Futbol filmleri, çeşitli formüllere ve hikayelere açılsa da fazla hedef büyütmeden ilerleyen bir alan. Onun kaynağını da şu sıralar daha ziyade İngiltere ve Güney Amerika temelli ‘taraftar filmleri’ oluşturuyor. Bu eğilimin ‘sosyal mesele’si güçlü bir tabana açıldığı da reddedilemez bir gerçek. Ellen Perry ise bu ilk kurmaca filminde doğru bir ekiple çalışarak böylesi bir projeye el atmış.
Taraftar umudu ile maç motifi iç içe geçirilmiş
Bir bakıma “Daha İyisi Can Sağlığı”nın (“Purely Belter”, 2000) Newcastle-Sunderland maçına gitme hayalleri kuran fakir çocuk karakteri ile “Avrupa’da Bir Gün”ün (“One Day in Europe”, 2005) ‘önemli maç günü’ mizansenini iç içe geçirmiş. Bunun sonucunda çocuk gözünden masalsı, naif ve umut dolu bir serüven duygusuyla yol almış. Yönetmenin hedefi 25 Mayıs 2005’te İstanbul Atatürk Olimpiyat Stadyumu’nda gerçekleşen Liverpool mucizesinin sinemasal karşılığını bulmakmış aslında.
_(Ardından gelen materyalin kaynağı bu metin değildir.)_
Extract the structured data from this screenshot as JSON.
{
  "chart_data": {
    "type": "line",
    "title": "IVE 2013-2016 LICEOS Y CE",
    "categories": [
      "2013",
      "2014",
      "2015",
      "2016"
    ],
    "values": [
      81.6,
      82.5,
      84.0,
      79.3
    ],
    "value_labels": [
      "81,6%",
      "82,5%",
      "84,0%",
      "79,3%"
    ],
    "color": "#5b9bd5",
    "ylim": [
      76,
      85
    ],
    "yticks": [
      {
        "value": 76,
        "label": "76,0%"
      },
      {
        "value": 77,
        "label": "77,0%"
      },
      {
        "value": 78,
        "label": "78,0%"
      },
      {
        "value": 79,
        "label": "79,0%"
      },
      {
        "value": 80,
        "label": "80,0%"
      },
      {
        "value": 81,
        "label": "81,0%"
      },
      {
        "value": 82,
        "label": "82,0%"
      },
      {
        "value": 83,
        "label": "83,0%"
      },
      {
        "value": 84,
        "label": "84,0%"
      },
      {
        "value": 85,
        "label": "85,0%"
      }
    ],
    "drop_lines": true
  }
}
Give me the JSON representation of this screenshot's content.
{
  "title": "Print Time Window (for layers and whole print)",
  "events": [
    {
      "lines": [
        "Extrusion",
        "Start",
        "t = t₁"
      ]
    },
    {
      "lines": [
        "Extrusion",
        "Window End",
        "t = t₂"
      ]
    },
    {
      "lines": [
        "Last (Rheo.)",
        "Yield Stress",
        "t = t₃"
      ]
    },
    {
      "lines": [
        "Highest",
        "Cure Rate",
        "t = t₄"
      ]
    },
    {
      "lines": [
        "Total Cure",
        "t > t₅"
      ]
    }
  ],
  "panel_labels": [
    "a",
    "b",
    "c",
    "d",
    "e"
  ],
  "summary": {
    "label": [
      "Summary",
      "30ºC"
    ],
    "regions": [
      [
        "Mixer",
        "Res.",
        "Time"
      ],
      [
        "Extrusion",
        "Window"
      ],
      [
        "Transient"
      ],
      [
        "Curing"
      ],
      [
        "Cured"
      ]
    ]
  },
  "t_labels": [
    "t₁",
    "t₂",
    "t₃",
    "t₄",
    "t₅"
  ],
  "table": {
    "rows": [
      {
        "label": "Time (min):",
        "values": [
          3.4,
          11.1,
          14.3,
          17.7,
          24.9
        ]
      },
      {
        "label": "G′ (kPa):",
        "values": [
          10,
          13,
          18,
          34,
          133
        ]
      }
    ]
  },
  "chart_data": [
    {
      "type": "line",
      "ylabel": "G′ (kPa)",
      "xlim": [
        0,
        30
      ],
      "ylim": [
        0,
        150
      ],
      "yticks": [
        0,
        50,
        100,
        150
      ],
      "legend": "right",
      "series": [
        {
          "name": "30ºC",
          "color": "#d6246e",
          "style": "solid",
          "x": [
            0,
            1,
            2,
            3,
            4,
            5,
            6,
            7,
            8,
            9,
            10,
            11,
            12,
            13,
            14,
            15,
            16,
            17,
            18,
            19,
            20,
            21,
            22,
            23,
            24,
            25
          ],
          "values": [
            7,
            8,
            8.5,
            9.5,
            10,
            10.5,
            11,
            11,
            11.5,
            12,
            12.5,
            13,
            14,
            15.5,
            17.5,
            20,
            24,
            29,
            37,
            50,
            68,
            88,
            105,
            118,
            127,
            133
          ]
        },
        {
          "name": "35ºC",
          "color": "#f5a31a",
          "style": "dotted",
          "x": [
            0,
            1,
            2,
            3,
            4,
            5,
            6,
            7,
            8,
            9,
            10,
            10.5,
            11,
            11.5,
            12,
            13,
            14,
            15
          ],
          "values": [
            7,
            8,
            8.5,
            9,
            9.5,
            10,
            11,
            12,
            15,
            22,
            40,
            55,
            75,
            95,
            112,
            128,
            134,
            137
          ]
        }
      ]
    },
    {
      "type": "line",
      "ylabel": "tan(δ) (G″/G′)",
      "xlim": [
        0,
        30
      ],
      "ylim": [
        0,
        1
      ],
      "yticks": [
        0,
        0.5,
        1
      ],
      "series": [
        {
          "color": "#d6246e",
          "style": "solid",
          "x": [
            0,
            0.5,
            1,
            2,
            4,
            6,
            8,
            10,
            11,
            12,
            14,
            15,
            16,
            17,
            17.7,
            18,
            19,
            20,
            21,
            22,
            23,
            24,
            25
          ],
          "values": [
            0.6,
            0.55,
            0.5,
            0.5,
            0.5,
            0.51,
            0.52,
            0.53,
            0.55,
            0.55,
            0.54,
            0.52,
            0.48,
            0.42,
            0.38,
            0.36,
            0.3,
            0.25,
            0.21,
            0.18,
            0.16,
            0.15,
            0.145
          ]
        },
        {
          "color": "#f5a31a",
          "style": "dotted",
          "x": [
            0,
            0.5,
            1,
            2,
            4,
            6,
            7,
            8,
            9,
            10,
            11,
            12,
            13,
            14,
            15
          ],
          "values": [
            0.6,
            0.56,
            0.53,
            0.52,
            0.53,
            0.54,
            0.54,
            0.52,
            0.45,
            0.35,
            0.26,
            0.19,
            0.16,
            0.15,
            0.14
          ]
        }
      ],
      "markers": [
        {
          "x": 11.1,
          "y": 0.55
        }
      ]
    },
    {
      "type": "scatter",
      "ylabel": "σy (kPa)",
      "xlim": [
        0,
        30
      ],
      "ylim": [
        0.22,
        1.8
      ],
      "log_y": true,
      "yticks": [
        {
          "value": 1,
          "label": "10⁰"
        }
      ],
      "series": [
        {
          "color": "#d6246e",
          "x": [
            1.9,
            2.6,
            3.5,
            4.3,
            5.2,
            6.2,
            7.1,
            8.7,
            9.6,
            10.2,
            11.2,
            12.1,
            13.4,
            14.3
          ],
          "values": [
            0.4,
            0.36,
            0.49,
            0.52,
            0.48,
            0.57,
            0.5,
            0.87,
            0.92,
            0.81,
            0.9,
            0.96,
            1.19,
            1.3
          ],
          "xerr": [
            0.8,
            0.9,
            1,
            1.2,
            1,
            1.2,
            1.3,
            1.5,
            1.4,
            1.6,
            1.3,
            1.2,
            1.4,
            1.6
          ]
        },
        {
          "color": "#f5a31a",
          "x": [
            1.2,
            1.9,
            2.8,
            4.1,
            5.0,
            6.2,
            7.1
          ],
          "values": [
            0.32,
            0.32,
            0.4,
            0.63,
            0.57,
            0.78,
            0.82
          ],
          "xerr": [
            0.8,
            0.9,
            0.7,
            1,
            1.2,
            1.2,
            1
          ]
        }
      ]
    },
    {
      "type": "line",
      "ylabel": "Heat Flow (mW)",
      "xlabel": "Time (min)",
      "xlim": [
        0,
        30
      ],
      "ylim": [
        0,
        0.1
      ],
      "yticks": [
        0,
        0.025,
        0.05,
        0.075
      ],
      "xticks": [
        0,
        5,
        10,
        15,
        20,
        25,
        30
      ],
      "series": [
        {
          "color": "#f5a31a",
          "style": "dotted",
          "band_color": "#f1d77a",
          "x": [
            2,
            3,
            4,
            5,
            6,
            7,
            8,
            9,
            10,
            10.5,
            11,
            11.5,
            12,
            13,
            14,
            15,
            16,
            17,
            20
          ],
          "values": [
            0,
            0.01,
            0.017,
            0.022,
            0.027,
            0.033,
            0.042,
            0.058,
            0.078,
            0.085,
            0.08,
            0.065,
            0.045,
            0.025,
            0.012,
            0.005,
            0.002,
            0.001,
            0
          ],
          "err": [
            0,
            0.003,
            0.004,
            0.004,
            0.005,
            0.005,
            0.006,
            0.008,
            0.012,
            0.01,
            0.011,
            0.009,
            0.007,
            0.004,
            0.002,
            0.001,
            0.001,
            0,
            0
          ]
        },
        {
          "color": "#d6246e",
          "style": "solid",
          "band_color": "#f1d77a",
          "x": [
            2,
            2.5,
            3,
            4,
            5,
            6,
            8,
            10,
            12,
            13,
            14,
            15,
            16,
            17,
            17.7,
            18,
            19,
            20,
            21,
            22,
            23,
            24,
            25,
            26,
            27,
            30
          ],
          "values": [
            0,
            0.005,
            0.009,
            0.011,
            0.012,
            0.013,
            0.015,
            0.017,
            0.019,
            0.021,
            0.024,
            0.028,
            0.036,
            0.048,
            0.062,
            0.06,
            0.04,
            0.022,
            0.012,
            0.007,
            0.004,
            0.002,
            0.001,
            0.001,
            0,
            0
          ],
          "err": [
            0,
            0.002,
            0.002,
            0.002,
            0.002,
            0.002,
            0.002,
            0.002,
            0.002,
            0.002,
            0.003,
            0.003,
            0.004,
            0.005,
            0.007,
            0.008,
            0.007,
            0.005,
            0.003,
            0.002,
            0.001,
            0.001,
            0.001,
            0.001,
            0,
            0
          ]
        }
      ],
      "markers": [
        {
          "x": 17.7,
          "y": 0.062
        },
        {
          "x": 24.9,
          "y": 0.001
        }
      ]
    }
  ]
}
Zira hatırlanacağı üzere maç öncesinde ‘fark atar’ diye düşünülen Milan, ilk yarıyı 3-0 önde kapatmış, ikinci yarıya ‘Asla Yalnız Yürümeyeceksin’ tezahüratı eşliğinde çıkan Liverpool, skoru 3-3’e getirmişti. Bu dönemin teknik direktörü olan Rafael Benitez mucizesinin taraftar coşkusuyla bileşimi de gerçek anlamda efsaneleştirildi sonrasında. Çünkü Şampiyonlar Ligi’nde mücadele etse de Liverpool genelde İngiltere’de üçüncü veya dördüncü olan bir ‘başaltı’ takımı olarak bilinir. Yani İngilizce ‘dark horse’ kelimesinin karşılığıdır.
Taraftar filmlerinin ‘Harry Potter’ı diyebilir miyiz?
Burada ise bu durum, annesini kaybetmiş, babasını kaybetme arifesinde, bir öksüz-yetim okulunda ‘din’ odaklı eğitilen Will Brennan’ın ‘başarı’, ‘irade’ ve ‘hayallere ulaşma’ hikayesine dönüşmüş. Uzun lafın kısası İngiliz sinemasında ‘taraftar filmi’nden çıkan ‘sosyal öykü’ye odaklanıp ‘futbol’ gerçeklerini ve zekasını kaybetme duruşu burada daha farklı bir boyuta transfer edilmiş.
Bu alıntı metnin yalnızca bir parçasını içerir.